Il modo più immediato per imboccare la strada della circolarità è inevitabilmente quello del Piano Nazionale di Ripresa e Resilienza, così come ha fatto notare Stefano Ciafani, presidente di Legambiente. “Abbiamo registrato finora molti ritardi rispetto a un progetto di rilancio del Paese che ne riscriverà alcuni aspetti – ha detto Ciafani – Non dobbiamo solo pensare a quali progetti dovranno passare, ma a come trasformare l’Italia rispetto all’emergenza climatica che, insieme a quella Covid, è la più drammatica tra le sfide che ci attendono. L’economia circolare, va chiarito anche in riferimento ad alcune associazioni ambientaliste, si fa con gli impianti industriali. L’economia circolare si fa dunque con l’industria, però innovativa. La transizione ecologica chiuderà alcuni cicli produttivi, ma noi dobbiamo accompagnare quelle competenze e quelle maestranze verso i nuovi settori lavorativi. Serve dunque avviare quelle riforme di cui si parla da anni. In questo Paese ad esempio c’è un gap enorme tra la conoscenza circolare e il contesto legislativo, che finora si è dimostrato lento e arretrato. È arrivato poi il momento di tassare e premiare: tassare chi inquina di più e premiare chi produce meno rifiuti”.
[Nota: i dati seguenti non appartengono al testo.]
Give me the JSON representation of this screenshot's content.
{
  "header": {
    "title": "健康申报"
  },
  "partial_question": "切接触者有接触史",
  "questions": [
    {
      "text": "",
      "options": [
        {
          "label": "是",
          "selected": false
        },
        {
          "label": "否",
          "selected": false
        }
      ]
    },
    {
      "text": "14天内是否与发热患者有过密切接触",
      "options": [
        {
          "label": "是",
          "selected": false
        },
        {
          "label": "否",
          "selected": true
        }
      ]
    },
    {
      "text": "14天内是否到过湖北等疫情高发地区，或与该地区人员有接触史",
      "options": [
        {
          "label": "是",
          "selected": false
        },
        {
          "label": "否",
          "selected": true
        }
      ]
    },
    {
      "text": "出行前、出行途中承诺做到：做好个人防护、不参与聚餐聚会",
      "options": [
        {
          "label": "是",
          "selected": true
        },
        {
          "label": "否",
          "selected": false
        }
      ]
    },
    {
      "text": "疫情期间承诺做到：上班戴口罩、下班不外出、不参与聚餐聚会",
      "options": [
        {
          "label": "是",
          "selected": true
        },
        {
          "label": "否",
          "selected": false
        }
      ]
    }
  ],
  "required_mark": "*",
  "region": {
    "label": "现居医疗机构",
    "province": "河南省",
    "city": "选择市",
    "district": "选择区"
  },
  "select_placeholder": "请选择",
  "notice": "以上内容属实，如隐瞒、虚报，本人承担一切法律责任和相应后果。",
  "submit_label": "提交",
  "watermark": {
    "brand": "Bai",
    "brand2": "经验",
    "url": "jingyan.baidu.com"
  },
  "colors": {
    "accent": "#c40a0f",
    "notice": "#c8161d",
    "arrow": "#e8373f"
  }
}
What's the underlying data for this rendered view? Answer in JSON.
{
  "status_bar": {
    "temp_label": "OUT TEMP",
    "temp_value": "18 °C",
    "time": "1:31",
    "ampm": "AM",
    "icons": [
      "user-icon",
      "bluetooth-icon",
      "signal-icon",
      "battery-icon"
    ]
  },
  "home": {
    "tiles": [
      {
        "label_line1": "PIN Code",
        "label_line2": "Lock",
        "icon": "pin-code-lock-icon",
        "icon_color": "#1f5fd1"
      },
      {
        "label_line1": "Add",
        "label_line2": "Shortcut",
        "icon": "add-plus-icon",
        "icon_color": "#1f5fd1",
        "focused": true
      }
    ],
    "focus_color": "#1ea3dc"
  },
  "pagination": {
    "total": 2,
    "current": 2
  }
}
Non poteva che incentrare il suo intervento sul lavoro, infine, Maurizio Landini, segretario generale della Cgil. “Sicuramente il tema dell’occupazione, e che non sia precaria, è uno degli obiettivi che l’economia circolare si deve porre – ha osservato il sindacalista – Ecco perché non si può lasciare fare esclusivamente al mercato. Il cambiamento ci riguarda tutti, con la consapevolezza dell’interconnessione e della progettazione. Dietro ad esempio l’idea della mobilità c’è anche una nuova idea di cura del territorio e di città da rifondare, per cui la stella polare diventa quella del lavoro di qualità, con diritti e tutele. Pur lavorando, sempre più persone sono povere. Queste sono contraddizioni che l’economia circolare non deve riproporre. Non bisogna più pensare soltanto se i prodotti che consumiamo sono sostenibili dal punto di vista ambientale, ma anche se significano sfruttamento e povertà”.